Le 22 février, l'ambassade britannique à Paris accueillait une journée de rencontres autour de l'esclavage moderne dans la chaîne d'approvisionnement textile. Un rendez-vous qui a notamment été l'occasion d'aborder différentes initiatives destinées à accompagner les démarches des entreprises dans leur cheminement vers plus d'éthique et de transparence.


A gauche et à droite de la scène, Marguerite Dorangeon (Clothparency), Agathe Roussel (Makesense), Katie Shaw (Open Apparel Registry) et Craig Merlson (TechUK) - MG/FNW


Une direction qui se fait urgente notamment en raison de l'appétence des clients pour une consommation plus responsable, a rappelé Marguerite Dorangeon, cofondatrice de Clothparency, application qui permet de découvrir l'impact social et environnemental des vêtements pour permettre au client de choisir en conséquence. « Tout part du fait qu'il y a un vraiment manque d'information concernant les vêtements, côté consommateurs », explique la responsable. « Ce qui fait que quand une marque diffuse des informations sur les démarches vertueuses qu'elle entreprend, les clients doutent, craignent du greenwashing, du fait que l'on ne parle que des points négatifs. Communiquer sur tout, y compris sur ce qu'on ne fait pas, devient essentiel pour contrer cela. »

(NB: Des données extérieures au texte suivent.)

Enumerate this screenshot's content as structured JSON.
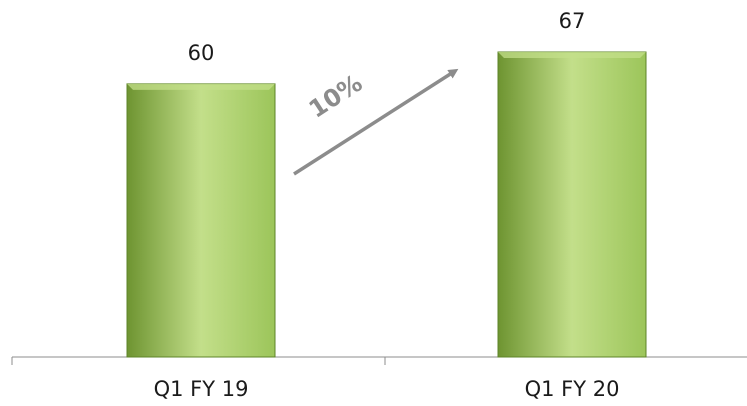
{
  "chart_data": {
    "type": "bar",
    "categories": [
      "Q1 FY 19",
      "Q1 FY 20"
    ],
    "values": [
      60,
      67
    ],
    "data_labels": [
      "60",
      "67"
    ],
    "annotation": "10%",
    "colors": {
      "bar_light": "#c3df8a",
      "bar_mid": "#9cc55a",
      "bar_dark": "#6e9431",
      "bar_border": "#5e8428",
      "arrow": "#8c8c8c",
      "axis": "#8c8c8c"
    }
  }
}
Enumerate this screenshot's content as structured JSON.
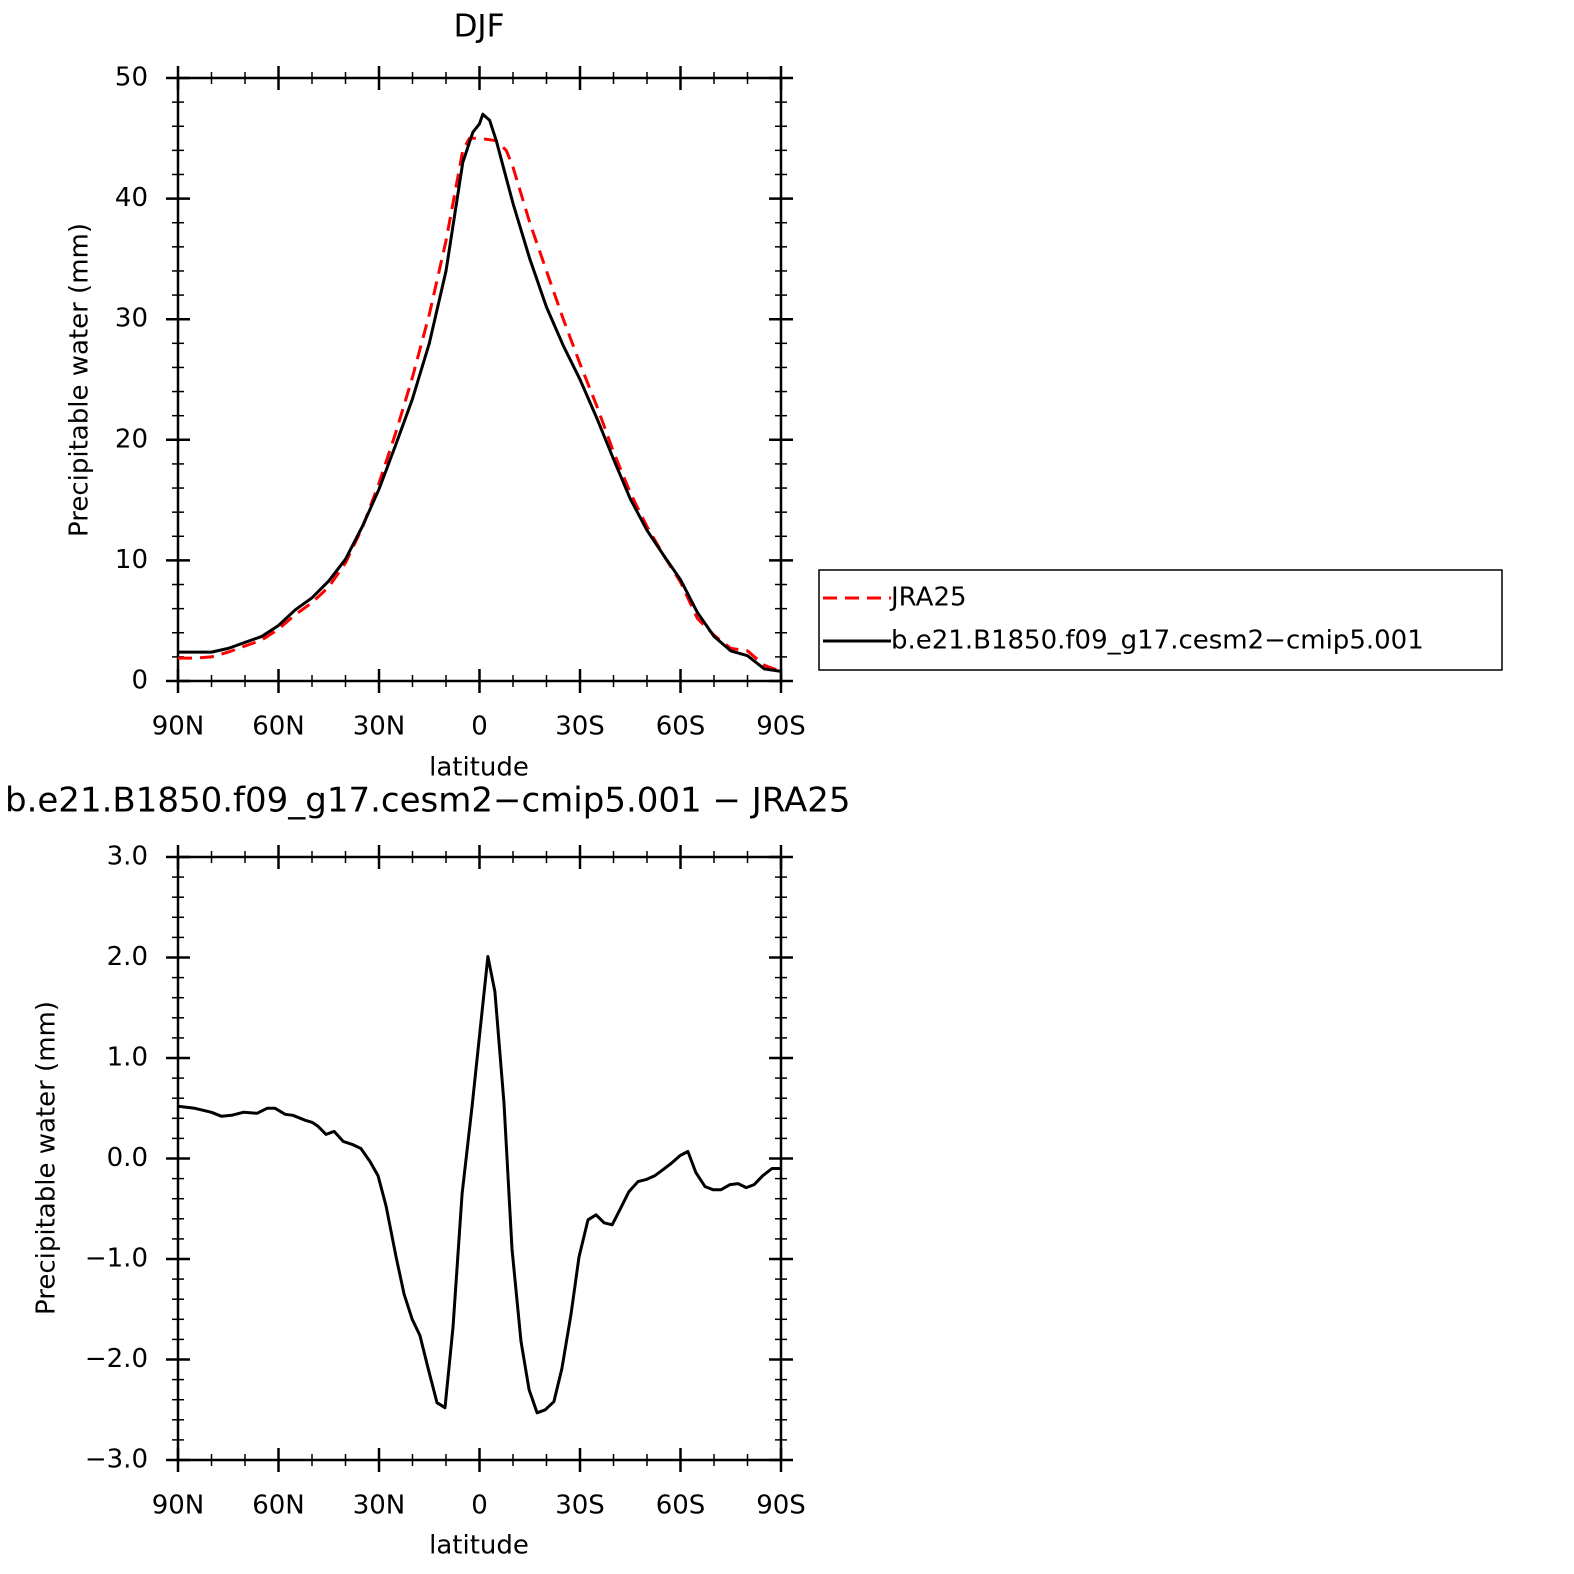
{
  "chart_data": [
    {
      "type": "line",
      "title": "DJF",
      "xlabel": "latitude",
      "ylabel": "Precipitable water (mm)",
      "xlim": [
        90,
        -90
      ],
      "xticks": [
        {
          "value": 90,
          "label": "90N"
        },
        {
          "value": 60,
          "label": "60N"
        },
        {
          "value": 30,
          "label": "30N"
        },
        0,
        {
          "value": -30,
          "label": "30S"
        },
        {
          "value": -60,
          "label": "60S"
        },
        {
          "value": -90,
          "label": "90S"
        }
      ],
      "ylim": [
        0,
        50
      ],
      "yticks": [
        0,
        10,
        20,
        30,
        40,
        50
      ],
      "legend": "right",
      "series": [
        {
          "name": "JRA25",
          "color": "#ff0000",
          "dash": true,
          "x": [
            90,
            85,
            80,
            75,
            70,
            65,
            60,
            55,
            50,
            45,
            40,
            35,
            30,
            25,
            20,
            15,
            10,
            5,
            3,
            0,
            -5,
            -8,
            -10,
            -15,
            -20,
            -25,
            -30,
            -35,
            -40,
            -45,
            -50,
            -55,
            -60,
            -65,
            -70,
            -75,
            -80,
            -85,
            -90
          ],
          "values": [
            1.9,
            1.9,
            2.0,
            2.4,
            2.9,
            3.4,
            4.3,
            5.5,
            6.5,
            7.8,
            9.8,
            12.7,
            16.4,
            20.6,
            25.2,
            30.4,
            36.5,
            44.0,
            45.0,
            45.0,
            44.8,
            44.0,
            42.6,
            38.0,
            34.0,
            30.0,
            26.3,
            22.8,
            19.0,
            15.6,
            12.8,
            10.4,
            8.2,
            5.2,
            3.8,
            2.7,
            2.5,
            1.3,
            0.8
          ]
        },
        {
          "name": "b.e21.B1850.f09_g17.cesm2−cmip5.001",
          "color": "#000000",
          "dash": false,
          "x": [
            90,
            85,
            80,
            75,
            70,
            65,
            60,
            55,
            50,
            45,
            40,
            35,
            30,
            25,
            20,
            15,
            10,
            5,
            2,
            0,
            -1,
            -3,
            -5,
            -10,
            -15,
            -20,
            -25,
            -30,
            -35,
            -40,
            -45,
            -50,
            -55,
            -60,
            -65,
            -70,
            -75,
            -80,
            -85,
            -90
          ],
          "values": [
            2.4,
            2.4,
            2.4,
            2.7,
            3.2,
            3.7,
            4.6,
            5.9,
            6.9,
            8.3,
            10.1,
            12.8,
            15.9,
            19.6,
            23.4,
            28.0,
            34.0,
            43.0,
            45.5,
            46.2,
            47.0,
            46.5,
            44.8,
            39.6,
            35.0,
            31.0,
            27.8,
            25.0,
            21.8,
            18.4,
            15.1,
            12.5,
            10.4,
            8.4,
            5.7,
            3.7,
            2.5,
            2.1,
            1.0,
            0.8
          ]
        }
      ]
    },
    {
      "type": "line",
      "title": "b.e21.B1850.f09_g17.cesm2−cmip5.001 − JRA25",
      "xlabel": "latitude",
      "ylabel": "Precipitable water (mm)",
      "xlim": [
        90,
        -90
      ],
      "xticks": [
        {
          "value": 90,
          "label": "90N"
        },
        {
          "value": 60,
          "label": "60N"
        },
        {
          "value": 30,
          "label": "30N"
        },
        0,
        {
          "value": -30,
          "label": "30S"
        },
        {
          "value": -60,
          "label": "60S"
        },
        {
          "value": -90,
          "label": "90S"
        }
      ],
      "ylim": [
        -3,
        3
      ],
      "yticks": [
        {
          "value": -3,
          "label": "−3.0"
        },
        {
          "value": -2,
          "label": "−2.0"
        },
        {
          "value": -1,
          "label": "−1.0"
        },
        {
          "value": 0,
          "label": "0.0"
        },
        {
          "value": 1,
          "label": "1.0"
        },
        {
          "value": 2,
          "label": "2.0"
        },
        {
          "value": 3,
          "label": "3.0"
        }
      ],
      "series": [
        {
          "color": "#000000",
          "dash": false,
          "x": [
            90,
            85,
            80,
            77,
            74,
            70.5,
            66.4,
            63.4,
            61,
            58,
            55.7,
            52,
            50,
            48.2,
            45.8,
            43.4,
            40.7,
            38,
            35.4,
            32.7,
            30.3,
            27.9,
            24.9,
            22.5,
            20.1,
            17.8,
            15.4,
            12.7,
            10.3,
            7.9,
            5.2,
            2.2,
            -0.1,
            -2.5,
            -4.6,
            -7.3,
            -9.7,
            -12.4,
            -14.8,
            -17.2,
            -19.6,
            -22.2,
            -24.6,
            -27.3,
            -29.7,
            -32.4,
            -34.8,
            -37.2,
            -39.6,
            -42.2,
            -44.6,
            -47.3,
            -49.7,
            -52.4,
            -54.8,
            -57.2,
            -59.9,
            -62.2,
            -64.6,
            -67.3,
            -69.7,
            -72.1,
            -74.8,
            -77.2,
            -79.6,
            -82,
            -84.6,
            -87.3,
            -90
          ],
          "values": [
            0.52,
            0.5,
            0.46,
            0.42,
            0.43,
            0.46,
            0.45,
            0.5,
            0.5,
            0.44,
            0.43,
            0.38,
            0.36,
            0.32,
            0.24,
            0.27,
            0.17,
            0.14,
            0.1,
            -0.03,
            -0.17,
            -0.47,
            -0.98,
            -1.35,
            -1.6,
            -1.76,
            -2.08,
            -2.43,
            -2.48,
            -1.68,
            -0.35,
            0.52,
            1.25,
            2.01,
            1.66,
            0.55,
            -0.9,
            -1.82,
            -2.3,
            -2.53,
            -2.5,
            -2.42,
            -2.09,
            -1.55,
            -0.98,
            -0.61,
            -0.56,
            -0.64,
            -0.66,
            -0.49,
            -0.33,
            -0.23,
            -0.21,
            -0.17,
            -0.11,
            -0.05,
            0.03,
            0.07,
            -0.14,
            -0.28,
            -0.31,
            -0.31,
            -0.26,
            -0.25,
            -0.29,
            -0.26,
            -0.17,
            -0.1,
            -0.1
          ]
        }
      ]
    }
  ]
}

Mais, comme le montre une étude de l'Institut Français de la Mode abordée par FashionNetwork, nombre de distributeurs ne savent eux-même pas d'où viennent les tissus de leurs collections. Ce à quoi compte remédier Open Apparel Registry, ou OAR, initiative qui entend permettre d'identifier toutes les sociétés de la filière à travers le monde. « Il règne une vraie confusion autour des sociétés de production, y compris parfois jusqu'à leurs coordonnées », explique Katie Shaw, outreach manager de l'opération. « Trois donneurs d'ordre attribuent parfois trois noms différents à un fournisseur, ce qui rend l'évaluation de leur poids, de leur sérieux et de leur respect des règles très difficile. L'idée est de donnée à chacun un identifiant chiffré, qui permettrait pour la première fois de structurer une vision d'ensemble. »

Une approche technique que comprend bien Craig Melson, directeur des programmes de TechUK, fédération britannique de l'industrie digitale qui regroupe un millier de sociétés et qui a intégré durabilité et droits de l'Homme dans son approche. « C'est une industrie encore jeune et nous faisons en sorte d'y insuffler les bonnes pratiques », explique le responsable. « Mais par des programmes comme Tech Against Trafficking, nous pouvons aussi mettre la technique au service de la lutte contre l'esclavage moderne. Car, par l'amoncellement des données, il devient plus facile d'identifier les entreprises et zones à risques pour ce qui est des productions. »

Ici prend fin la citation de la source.